The Justice Department announced Wednesday that an investigation found that the medical school at the University of California, Los Angeles, violated federal anti-discrimination laws with admissions policies that favored Black and Hispanic applicants with lower qualifications than white and Asian students.
The review stems from a 2023 Supreme Court decision that overturned race-conscious admissions. While many in academia have argued that the decision allowed for schools to consider race in some aspects of the application process, the Trump administration has adopted a narrow interpretation of the ruling.
That discrepancy was on display in the government’s investigation, which pointed to messages exchanged by admissions officials at U.C.L.A. that referred to diversity and “holistic review practices,” a common process aimed at weighing factors such as character or personal growth in addition to test scores and other academic metrics. The Justice Department referred to these approaches as effectively “workarounds to achieve medical school diversity goals.”
The Justice Department also flagged a discussion among admissions officials about improving health care outcomes for Black and Hispanic patients by increasing diversity of the medical work force, saying the findings showed the medical school’s “intent to racially discriminate” and conceal the “true motive to treat certain applicants unfavorably.”
A study published last year by U.C.L.A. doctors, which was based on two decades of research, showed that Black and Hispanic patients treated by doctors of similar race or ethnicity led to increased communication, patient satisfaction, shared decision-making and great adherence to treatment plans. Researchers said the study may help measure clinical outcomes in the future.

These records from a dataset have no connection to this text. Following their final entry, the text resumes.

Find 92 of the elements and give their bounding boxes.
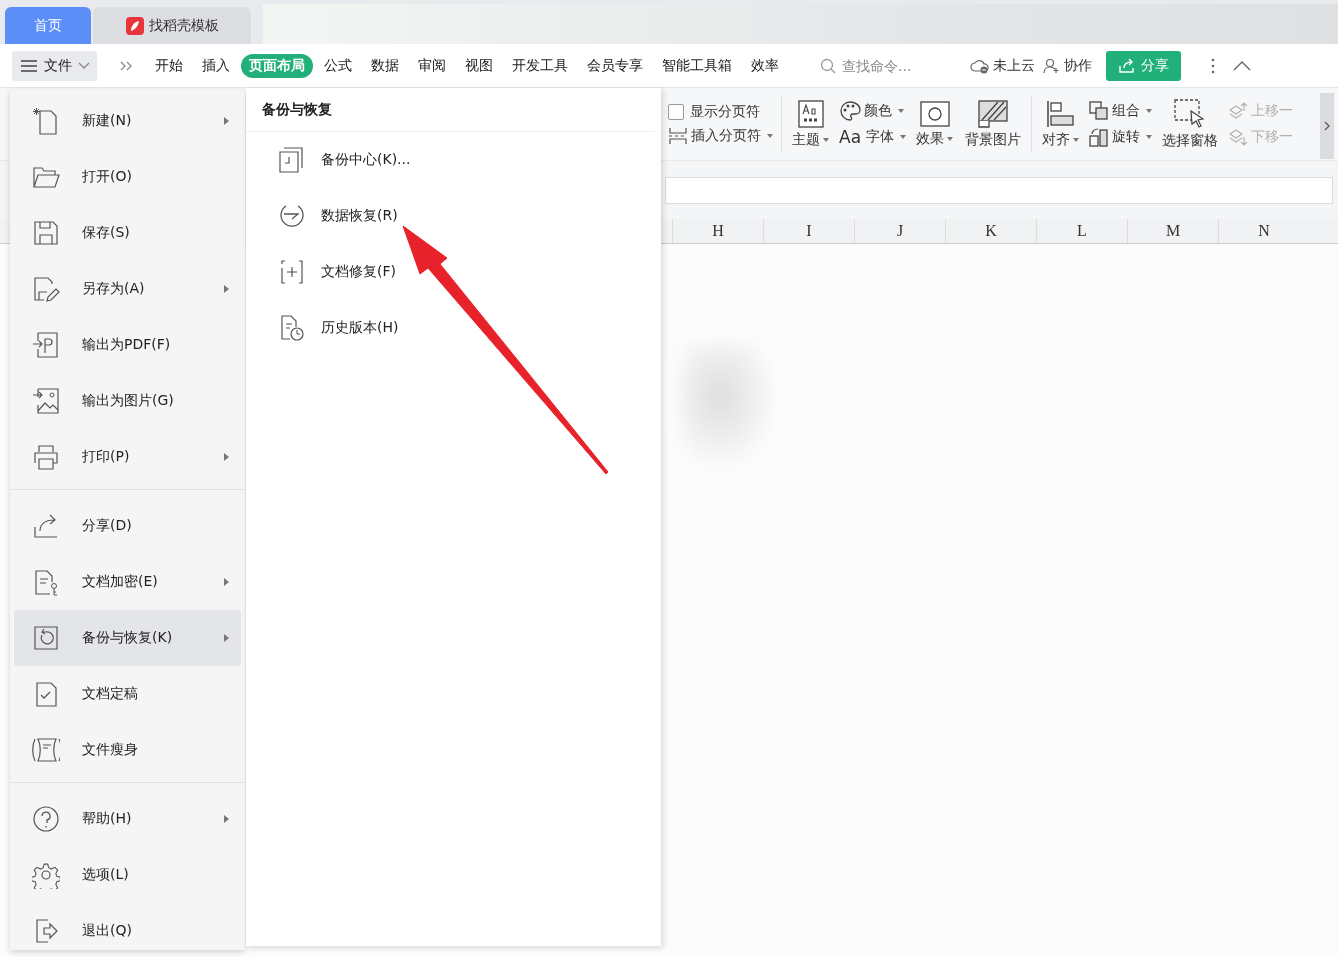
submenu-item[interactable]: 历史版本(H): [246, 300, 661, 356]
theme-button[interactable]: 主题: [790, 99, 831, 149]
show-page-breaks-checkbox[interactable]: 显示分页符: [668, 103, 773, 121]
menu-item[interactable]: 文档加密(E): [14, 554, 241, 610]
export-pdf-icon: [32, 331, 60, 359]
submenu-item[interactable]: 数据恢复(R): [246, 188, 661, 244]
menu-item[interactable]: 备份与恢复(K): [14, 610, 241, 666]
selection-cursor-icon: [1174, 98, 1207, 129]
help-icon: [32, 805, 60, 833]
file-slim-icon: [32, 736, 60, 764]
save-as-icon: [32, 275, 60, 303]
menu-item[interactable]: 打开(O): [14, 149, 241, 205]
save-icon: [32, 219, 60, 247]
menu-item[interactable]: 分享(D): [14, 498, 241, 554]
menu-item[interactable]: 输出为PDF(F): [14, 317, 241, 373]
group-icon: [1089, 101, 1110, 121]
share-icon: [32, 512, 60, 540]
font-button[interactable]: Aa 字体: [839, 127, 907, 147]
submenu-item[interactable]: 备份中心(K)...: [246, 132, 661, 188]
command-search-field[interactable]: 查找命令...: [820, 56, 950, 75]
more-vertical-icon[interactable]: [1211, 57, 1215, 74]
background-image-icon: [978, 99, 1009, 128]
collaborate-button[interactable]: 协作: [1043, 56, 1092, 75]
rotate-button[interactable]: 旋转: [1089, 127, 1153, 147]
group-button[interactable]: 组合: [1089, 101, 1153, 121]
chevron-up-icon[interactable]: [1233, 60, 1251, 71]
effects-icon: [919, 100, 950, 127]
menu-item[interactable]: 退出(Q): [14, 903, 241, 957]
document-tab[interactable]: 找稻壳模板: [93, 7, 251, 44]
chevron-down-icon: [78, 61, 90, 70]
column-header[interactable]: N: [1218, 219, 1309, 243]
align-button[interactable]: 对齐: [1040, 99, 1082, 149]
checkbox[interactable]: [668, 104, 684, 120]
menu-item[interactable]: 文档定稿: [14, 666, 241, 722]
column-header[interactable]: M: [1127, 219, 1218, 243]
ribbon-tab[interactable]: 智能工具箱: [654, 53, 740, 78]
ribbon-tab[interactable]: 开发工具: [504, 53, 576, 78]
ribbon-tab[interactable]: 开始: [147, 53, 191, 78]
menu-item[interactable]: 另存为(A): [14, 261, 241, 317]
menu-item[interactable]: 新建(N): [14, 93, 241, 149]
cloud-icon: [970, 57, 990, 74]
column-header[interactable]: L: [1036, 219, 1127, 243]
color-button[interactable]: 颜色: [839, 101, 907, 121]
formula-field[interactable]: [665, 176, 1333, 204]
ribbon-tab[interactable]: 数据: [363, 53, 407, 78]
palette-icon: [839, 101, 861, 121]
search-icon: [820, 57, 836, 74]
share-icon: [1118, 57, 1136, 74]
backup-center-icon: [278, 146, 306, 174]
lock-document-icon: [32, 568, 60, 596]
theme-icon: [797, 99, 824, 128]
ribbon-tab[interactable]: 审阅: [410, 53, 454, 78]
menu-item[interactable]: 文件瘦身: [14, 722, 241, 778]
menu-item[interactable]: 选项(L): [14, 847, 241, 903]
new-file-icon: [32, 107, 60, 135]
cloud-status-button[interactable]: 未上云: [970, 56, 1035, 75]
ribbon-tab[interactable]: 插入: [194, 53, 238, 78]
background-image-button[interactable]: 背景图片: [963, 99, 1024, 149]
effects-button[interactable]: 效果: [914, 100, 956, 148]
export-image-icon: [32, 387, 60, 415]
submenu-title: 备份与恢复: [246, 88, 655, 132]
file-menu-button[interactable]: 文件: [12, 50, 97, 81]
layers-up-icon: [1228, 101, 1249, 121]
leaf-logo-icon: [125, 16, 144, 35]
insert-page-break-button[interactable]: 插入分页符: [668, 127, 773, 145]
menu-item[interactable]: 保存(S): [14, 205, 241, 261]
rotate-icon: [1089, 127, 1110, 147]
menu-item[interactable]: 帮助(H): [14, 791, 241, 847]
double-chevron-icon[interactable]: [119, 59, 133, 72]
gear-icon: [32, 861, 60, 889]
layers-down-icon: [1228, 127, 1249, 147]
ribbon-tab[interactable]: 视图: [457, 53, 501, 78]
menu-item[interactable]: 打印(P): [14, 429, 241, 485]
add-user-icon: [1043, 57, 1061, 74]
page-break-icon: [668, 127, 688, 145]
menu-icon: [20, 58, 38, 73]
selection-pane-button[interactable]: 选择窗格: [1160, 98, 1221, 150]
menu-item[interactable]: 输出为图片(G): [14, 373, 241, 429]
column-header[interactable]: H: [672, 219, 763, 243]
ribbon-tab[interactable]: 会员专享: [579, 53, 651, 78]
column-header[interactable]: I: [763, 219, 854, 243]
submenu-item[interactable]: 文档修复(F): [246, 244, 661, 300]
column-header[interactable]: K: [945, 219, 1036, 243]
document-repair-icon: [278, 258, 306, 286]
align-left-icon: [1045, 99, 1076, 128]
ribbon-tab[interactable]: 公式: [316, 53, 360, 78]
column-header[interactable]: J: [854, 219, 945, 243]
chevron-right-icon: [1324, 121, 1330, 131]
backup-icon: [32, 624, 60, 652]
printer-icon: [32, 443, 60, 471]
history-icon: [278, 314, 306, 342]
ribbon-tab[interactable]: 效率: [743, 53, 787, 78]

The findings on Wednesday were the first time since the Supreme Court case, known as Students for Fair Admissions, that the Justice Department has determined a medical school’s admissions process violated federal bans on racial discrimination. The department said it sought to negotiate a resolution that would bring the school’s admissions policies into legal compliance.
“U.C.L.A.’s admissions process has been focused on racial demographics at the expense of merit and excellence — allowing racial politics to distract the school from the vital work of training great doctors,” said Harmeet K. Dhillon, the assistant attorney general for civil rights at the Justice Department, in a statement.

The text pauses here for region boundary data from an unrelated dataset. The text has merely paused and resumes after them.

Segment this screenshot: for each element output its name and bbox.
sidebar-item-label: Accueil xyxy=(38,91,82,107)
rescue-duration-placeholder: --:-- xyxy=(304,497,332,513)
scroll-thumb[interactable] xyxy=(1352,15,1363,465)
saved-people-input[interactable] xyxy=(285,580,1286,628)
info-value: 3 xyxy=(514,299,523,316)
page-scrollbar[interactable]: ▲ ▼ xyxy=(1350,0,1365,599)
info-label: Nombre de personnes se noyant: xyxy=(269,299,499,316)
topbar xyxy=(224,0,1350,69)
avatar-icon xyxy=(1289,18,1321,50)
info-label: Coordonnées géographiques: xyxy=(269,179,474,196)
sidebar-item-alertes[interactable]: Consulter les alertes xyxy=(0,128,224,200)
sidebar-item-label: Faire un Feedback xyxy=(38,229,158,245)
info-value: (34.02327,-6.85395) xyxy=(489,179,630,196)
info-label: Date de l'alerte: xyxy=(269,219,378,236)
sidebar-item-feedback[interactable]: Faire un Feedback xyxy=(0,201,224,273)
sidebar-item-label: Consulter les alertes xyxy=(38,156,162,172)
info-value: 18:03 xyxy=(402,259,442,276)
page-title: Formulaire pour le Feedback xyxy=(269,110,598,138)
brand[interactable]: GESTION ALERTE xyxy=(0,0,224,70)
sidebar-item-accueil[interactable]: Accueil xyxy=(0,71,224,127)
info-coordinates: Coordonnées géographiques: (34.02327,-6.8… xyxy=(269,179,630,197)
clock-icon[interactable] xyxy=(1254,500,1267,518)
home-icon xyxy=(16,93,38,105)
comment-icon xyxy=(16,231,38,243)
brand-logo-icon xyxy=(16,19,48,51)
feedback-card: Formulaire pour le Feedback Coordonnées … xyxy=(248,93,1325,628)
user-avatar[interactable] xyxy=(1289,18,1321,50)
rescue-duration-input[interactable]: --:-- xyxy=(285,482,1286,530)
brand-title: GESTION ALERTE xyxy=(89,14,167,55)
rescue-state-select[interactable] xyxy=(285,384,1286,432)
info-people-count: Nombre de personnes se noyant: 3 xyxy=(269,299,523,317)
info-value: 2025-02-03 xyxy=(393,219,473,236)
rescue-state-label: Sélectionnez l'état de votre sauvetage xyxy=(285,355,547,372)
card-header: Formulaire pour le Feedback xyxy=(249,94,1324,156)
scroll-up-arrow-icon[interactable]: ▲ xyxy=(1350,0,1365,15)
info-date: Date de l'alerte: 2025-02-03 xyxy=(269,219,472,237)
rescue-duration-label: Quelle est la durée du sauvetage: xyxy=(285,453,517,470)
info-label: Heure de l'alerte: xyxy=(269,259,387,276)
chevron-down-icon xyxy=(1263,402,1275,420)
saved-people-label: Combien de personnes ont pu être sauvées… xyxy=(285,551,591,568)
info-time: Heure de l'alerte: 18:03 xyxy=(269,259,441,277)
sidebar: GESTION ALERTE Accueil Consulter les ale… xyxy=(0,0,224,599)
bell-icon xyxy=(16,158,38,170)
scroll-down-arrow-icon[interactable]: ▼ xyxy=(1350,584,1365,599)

A spokesperson for U.C.L.A.’s David Geffen School of Medicine said that the admissions process is “based on merit and grounded in a rigorous, comprehensive review of each applicant” and that U.C.L.A. was “confident in our practices and our mission to maintain access to a high-quality education to all qualified students.”
The medical school remained “committed to providing equal opportunity to all applicants and fully complying with federal and state laws,” according to the statement.
Black students accounted for 8.4 percent of medical school applicants accepted and attending nationally in the 2025-26 school year, according to the Association of American Medical Colleges, and 10.3 percent of the total medical school enrollment, according to the group. About 14 percent of the nation’s population is Black.
Hispanic people make up about 20 percent of the U.S. population, and about 12.3 percent of all medical students in the country.
Since the Civil Rights Act was first passed by Congress more than six decades ago, universities and colleges have sought to diversify their student bodies. But what started as a remedy to centuries of systemic exclusion of minorities shifted as school officials viewed diversity as a compelling educational benefit that helped prepare students for an increasingly globalized work force.
Those efforts changed again after the Supreme Court’s ruling.
Rooting out race-conscious admissions for colleges has been a priority for the Trump administration for more than a year. The government sued Harvard University in February seeking more detailed admissions data from the Ivy League school. In March, the Justice Department opened investigations into admissions policies at three major medical schools, Stanford, Ohio State and the University of California, San Diego.
At the University of California, leaders have been on a war footing for more than a year as the Trump administration has targeted each of the system’s 10 campuses with investigations.
Addressing regents on Tuesday, James B. Milliken, the system president, said he felt like he had been “constantly updating the board on new actions by the federal government.”
“The nonstop actions against the University of California and other leading universities continues unabated,” said Mr. Milliken, who said the onslaught had “required tens of millions of dollars in added legal expenses.”
Mr. Milliken warned that the costs were more than financial.
“To call this a distraction seems inadequate to the scale,” Mr. Milliken said, adding that University of California leaders “must continue to defend the integrity and the lifeblood of our institutions.”
The Justice Department and its allies have been agitating over the U.C.L.A. medical school for many months. The department in February joined an advocacy group’s lawsuit challenging admissions practices in Los Angeles. But the department has also targeted U.C.L.A. more broadly, with a separate lawsuit accusing the university of civil rights violations related to antisemitism. Both cases are pending.